Among the Makololo, when an elder brother dies, the brother next in age takes his wives, "as among the Jews, and the children that may be born of these women he calls his brother's also. He thus raises up seed to his departed relative."[1] Among the Gallas, says Bruce,[2] "when the eldest brother dies, leaving younger brothers behind him, and a widow young enough to bear children, the youngest brother of all is obliged to marry her; but the children of the marriage are always accounted as if they were the eldest brother's." Among the Zulus, when a son inherits his father's property, if any of his father's widows are young enough, his uncles are appointed to raise up seed to the heir's house that is, the brothers take the wives of the deceased brother, and the offspring of these unions are reckoned as children of the deceased. This custom, called ukeengena, is now, however, modified, and the widow may, if she chooses, marry some other man; but, in this case, the new husband pays a certain sum in cattle to the estate of the deceased.[3] The Kirghis used strictly to observe this custom, but among them, as among the Zulus, it is now dying out; though, should a widow marry a man in her late husband's tribe, other than her brother-in-law, the man has to pay her brother-in-law a fine for the slight done him by her preferring another to himself.[4]

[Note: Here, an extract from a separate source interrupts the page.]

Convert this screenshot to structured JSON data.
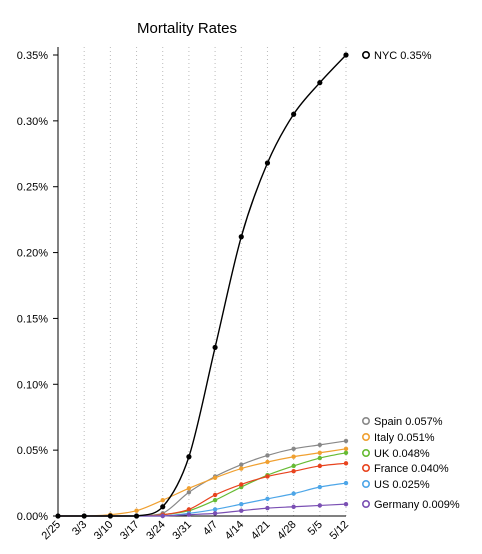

The case of the Jews must be familiar to everyone. In Deut. xxv, 5, we read, "If brethren dwell together, and one of them die and have no child, the wife of the dead shall not marry without unto a stranger: her husband's brother shall go in unto her, and take her to him to wife, and perform the duty of an husband's brother unto her." 6. "And it shall be, that the first-born which she beareth shall succeed in the name of his brother which is dead, that his name be not put out of Israel." That this was an old custom of the Jews we know from the case of Onan (Genesis, xxxviii), where, after Onan has avoided raising up seed to his


  1. Livingstone's Travels in South Africa, p. 185.
  2. Travels, etc., vol. ix, p. 225.
  3. Incwadi Yami, p. 39.
  4. Russian Central Asia, vol. i, pp. 329-330.